GR: Start with having a complete inventory of everything that makes up your IT infrastructure. Make sure you pay particular attention to third-party dependencies. Understanding equals verification. Make sure that you have verified what you think you know by validating what you think makes up your network. For all large companies I have worked with, what they thought they had network and application-wise was wildly different than what was found by discovery/audit. Make sure you do that regularly. Once you know what you have, ensure you have the correct abilities to see/detect security issues appropriately applied across the board. This will be a mix of technologies, people, and process. Make sure you test all three of those on a regular basis.

Again, challenge your assumptions. I guarantee it will be worthwhile. Concentrate your efforts and prioritize your resources based on actual attacks that are commonplace — tactics, techniques, and procedures (TTPs) like phishing, active directory compromise, and vulnerabilities with external exposure — and then use threat intelligence to keep on top of actual vs. theoretical attacks.

Lastly, work out what your crown jewels are and make sure you have additional security controls, authentication, separation, and amazing visibility into events.

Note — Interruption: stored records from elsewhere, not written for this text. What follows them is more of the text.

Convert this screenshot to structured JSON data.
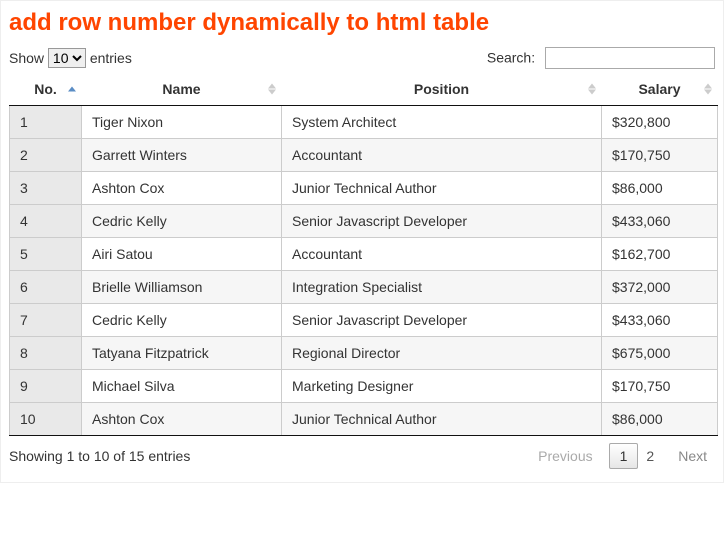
{
  "title": "add row number dynamically to html table",
  "length": {
    "show": "Show",
    "entries": "entries",
    "selected": "10"
  },
  "search": {
    "label": "Search:",
    "value": ""
  },
  "columns": {
    "no": "No.",
    "name": "Name",
    "position": "Position",
    "salary": "Salary"
  },
  "rows": [
    {
      "no": "1",
      "name": "Tiger Nixon",
      "position": "System Architect",
      "salary": "$320,800"
    },
    {
      "no": "2",
      "name": "Garrett Winters",
      "position": "Accountant",
      "salary": "$170,750"
    },
    {
      "no": "3",
      "name": "Ashton Cox",
      "position": "Junior Technical Author",
      "salary": "$86,000"
    },
    {
      "no": "4",
      "name": "Cedric Kelly",
      "position": "Senior Javascript Developer",
      "salary": "$433,060"
    },
    {
      "no": "5",
      "name": "Airi Satou",
      "position": "Accountant",
      "salary": "$162,700"
    },
    {
      "no": "6",
      "name": "Brielle Williamson",
      "position": "Integration Specialist",
      "salary": "$372,000"
    },
    {
      "no": "7",
      "name": "Cedric Kelly",
      "position": "Senior Javascript Developer",
      "salary": "$433,060"
    },
    {
      "no": "8",
      "name": "Tatyana Fitzpatrick",
      "position": "Regional Director",
      "salary": "$675,000"
    },
    {
      "no": "9",
      "name": "Michael Silva",
      "position": "Marketing Designer",
      "salary": "$170,750"
    },
    {
      "no": "10",
      "name": "Ashton Cox",
      "position": "Junior Technical Author",
      "salary": "$86,000"
    }
  ],
  "info": "Showing 1 to 10 of 15 entries",
  "paginate": {
    "previous": "Previous",
    "next": "Next",
    "pages": [
      "1",
      "2"
    ],
    "current": "1"
  }
}
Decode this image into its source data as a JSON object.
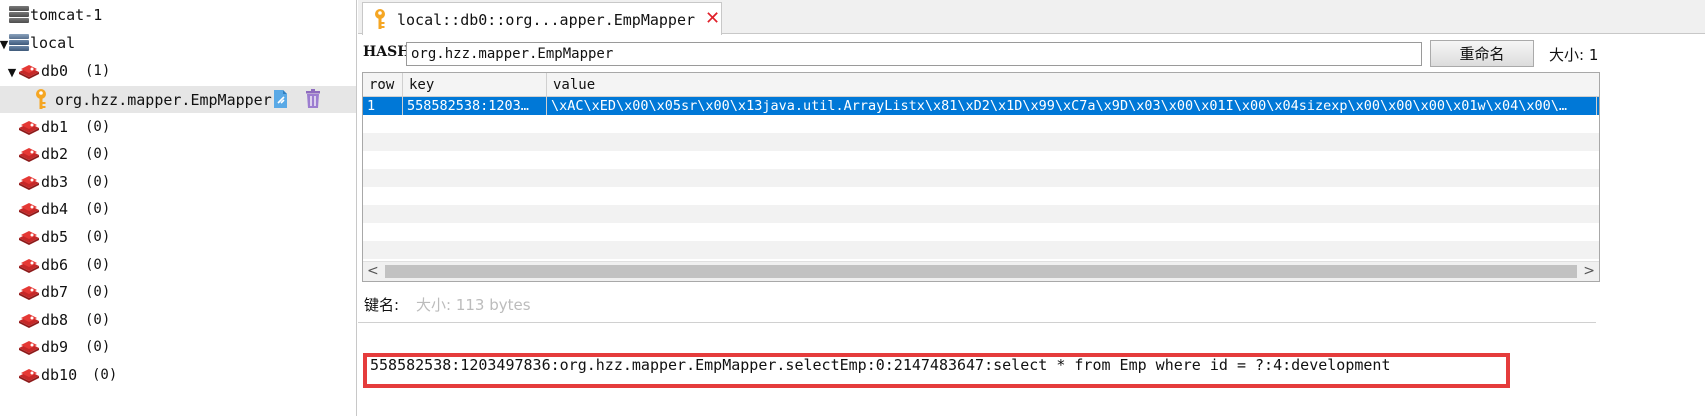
{
  "tree": {
    "servers": [
      {
        "name": "tomcat-1"
      },
      {
        "name": "local"
      }
    ],
    "databases": [
      {
        "name": "db0",
        "count": "(1)"
      },
      {
        "name": "db1",
        "count": "(0)"
      },
      {
        "name": "db2",
        "count": "(0)"
      },
      {
        "name": "db3",
        "count": "(0)"
      },
      {
        "name": "db4",
        "count": "(0)"
      },
      {
        "name": "db5",
        "count": "(0)"
      },
      {
        "name": "db6",
        "count": "(0)"
      },
      {
        "name": "db7",
        "count": "(0)"
      },
      {
        "name": "db8",
        "count": "(0)"
      },
      {
        "name": "db9",
        "count": "(0)"
      },
      {
        "name": "db10",
        "count": "(0)"
      }
    ],
    "selected_key": "org.hzz.mapper.EmpMapper"
  },
  "tab": {
    "title": "local::db0::org...apper.EmpMapper",
    "close": "✕"
  },
  "hash": {
    "label": "HASH:",
    "value": "org.hzz.mapper.EmpMapper",
    "rename_label": "重命名",
    "size_text": "大小: 1"
  },
  "table": {
    "columns": [
      "row",
      "key",
      "value"
    ],
    "rows": [
      {
        "row": "1",
        "key": "558582538:1203…",
        "value": "\\xAC\\xED\\x00\\x05sr\\x00\\x13java.util.ArrayListx\\x81\\xD2\\x1D\\x99\\xC7a\\x9D\\x03\\x00\\x01I\\x00\\x04sizexp\\x00\\x00\\x00\\x01w\\x04\\x00\\…"
      }
    ],
    "scroll_left": "<",
    "scroll_right": ">"
  },
  "detail": {
    "key_label": "键名:",
    "size_label": "大小: 113 bytes",
    "value": "558582538:1203497836:org.hzz.mapper.EmpMapper.selectEmp:0:2147483647:select * from Emp where id = ?:4:development"
  }
}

RF: What do CISOs need to understand about threat intelligence?

GR: Good intelligence is a force multiplier across all of your incident response capabilities. One of the big problems, or myths, of the security industry is that we can get data, add magic, and find the bad guy. This works to detect automated attacks but fails miserably at hard, human-lead compromises. The fact is that often, to find the problem, you have to do it just like law enforcement — start with a clue. Threat intelligence is that clue. When you give your deep packet inspection, netflow, advanced malware, DNS, and host/network intrusion detection good, well-curated lists of IOCs and TTPs to look for, the value is realized.